First date(s) with Linux were terrible

Attempting to first install PCLinuxOS turned out to be a bigger hassle that I originally anticipated.  In fact, the way I have the OS currently running is definitely not optimal for my computer.  I never thought installing a new OS would be this difficult and cause this much of a headache.

Now, I have installed another OS on my computer before.  While not exactly an official OS, I did partition my hard drive in the past to install and play around with the Windows 8 Consumer Preview and the Windows 8 Release Preview, and they both worked flawlessly.  Side note; I have tried installing the Windows 10 Technical Preview and while installation has gone flawlessly, using the OS hasn’t worked for me (which obviously sucks).

I used what little blank DVDs I had lying around to burn the PCLinuxOS LiveCD.  I did originally try to create a Live USB but every time I tried to boot the USB, the ISO would not boot.  Running the LiveCD caused multiple issues, and this mainly had to deal with the video driver. Or the card itself. I still don’t know to this day.  What would happen is after the splash, the screen would go black and not turn back on.  I can still interact with the LiveCD using the keyboard (and mouse, though what good is a mouse when you can’t see the pointer), but attempting to use a computer with a screen that isn’t turned on isn’t exactly optimal.  I could be wrong though.

Google searches proved fruitless.  What did work was an option on the LiveCD to boot the OS with a video driver safe option.  What this essentially does (or at least what I think it does) is use a generic video driver to run the graphics.  Using this, I ran through the installation process and successfully installed PCLinuxOS on my machine.

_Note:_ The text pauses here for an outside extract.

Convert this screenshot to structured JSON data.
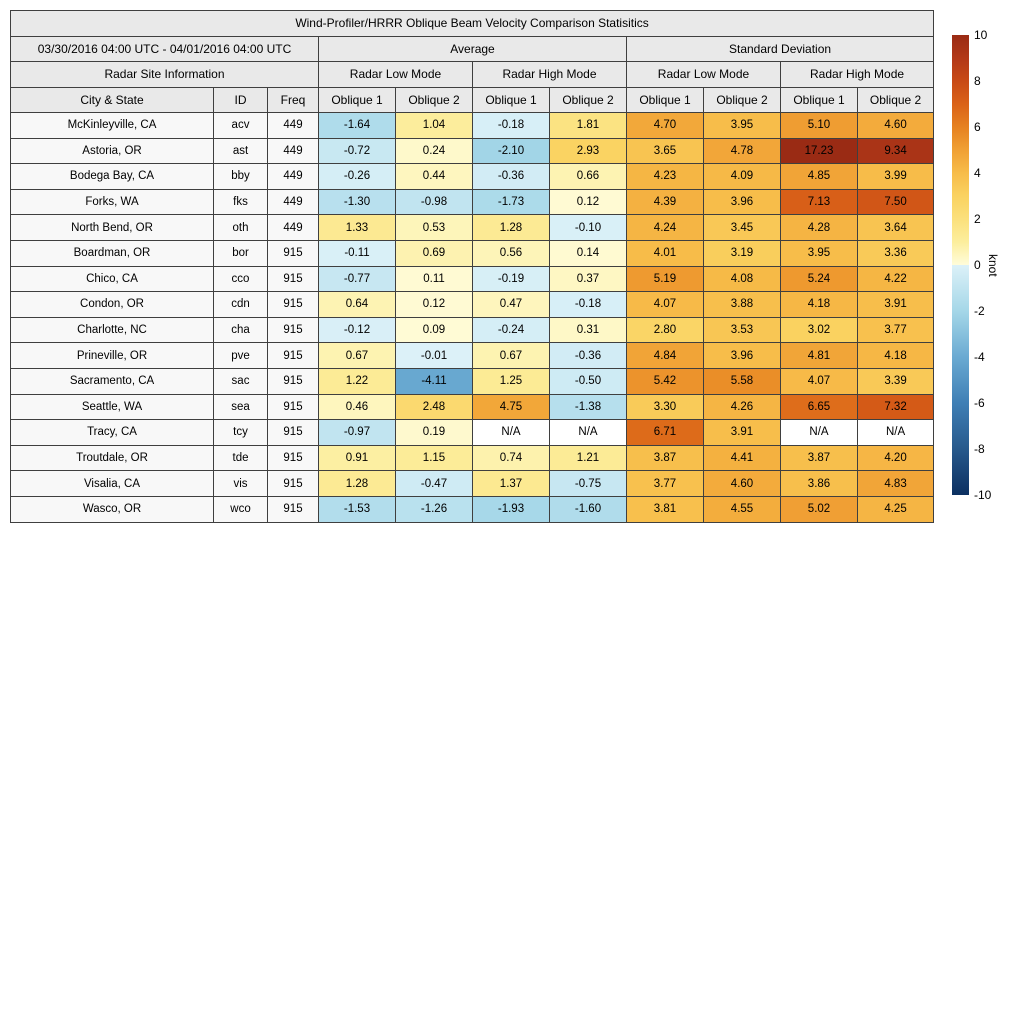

So all is good now, right? Nope. Boots without the video driver safe mode option brought more problems.  I would boot into a black screen – but a screen in the on state – and not see anything.  I could move my mouse around but there was nothing on my desktop.  Nothing to interact with.  It’s aggravating.  Partially saddening.  How does one use a new OS without even seeing what needs to be seen?

So I reinstalled PCLinuxOS.  Multiple times.  Each new installation led to no new solution to my problem.  That was, until I took a look at some of the boot command appends(? is that the proper name for it idk).  What I’m currently doing now is running PCLinuxOS with the following boot command append:


This forces the video driver safe option to boot with the rest of the OS.  Until I can find a way to make my AMD card play nice with Linux (which may be never but fingers crossed), I’ll have to keep this boot command appended.  While this allows me to see a desktop, I lose two things:

  • Full control of my display resolution. My display’s only resolution options are 1366 x 768 and 1368 x 768 (as stated in my About me section, my display is a 1366 x 768), and every boot defaults to a 1368 x 768 resolution.  This isn’t too big of a problem, but the display shifts to the side every time I move my mouse to the side of the screen.
  • No external output support.  This is a big one for me.  On Windows, I use an old Samsung SyncMaster 715v (1280 x 1024) as a secondary monitor.  I cannot express how useful multiple displays are for productivity (where productivity = multiple useless internet windows on both displays but you get the point).  You’ve heard the quote “Two heads are better than one”, right? Replace head with screens, or consider a screen to be a head and you understand my philosophy.  While I really appreciate virtual desktops, nothing beats simultaneous hardware displays.

And it’s really unfortunate.  But thankfully, what I have at the moment works, which is what’s important.  I know that tinkering with the video settings will screw everything up, and as much as I want to try to create an optimal setup for my computer, I don’t want to go through this process all over again.


4 thoughts on “First date(s) with Linux were terrible

  1. Ah, yes, Linux can be like that sometimes: there are situations where things just work and work well, and there are other situations where things should just work but you have no idea why it doesn’t, even after searching. Most of the time, it’s just something small that was overlooked or wasn’t done, but there are the odd times when it just can’t be done with what’s out there now. I’m glad it hasn’t deterred you from keeping on with Linux.

    As for your issues, I think I can help out.

    You are correct in saying that the safe option uses the generic video driver, vesa, to run the graphics.

    What you call “boot command appends” are actually called “boot parameters” or “boot options”.

    I’m guessing you’re missing the driver for your card. The one your looking for is in the x11-video-ati package. Once you install that, remove the xdriver=vesa boot option. You can use xdriver=radeon to force it to use that driver (you can make it permanent by editing /boot/grub/menu.lst as root).

    If that doesn’t take care of your display resolution, go to System Settings > Size & Orientation, configure the settings and save as default. That should also suffice for multiple monitors, but if not, install arandr and try using that.

    Let us know how it turns out!

    Trivia: “multi-monitor” is also called “multi-head”.

    • Thanks! Unfortunately I’ve now lost my GUI and I’m stuck in command line, but my video drivers work now. Putting xdriver=radeon gives me a black screen.

      • According to the Arch Linux wiki, having nomodeset or vga= in your boot parameters will prevent the driver from loading. The vga option is present in my PCLOS virtual machine. If they’re present, try removing them.
        Maybe you could post your command line options?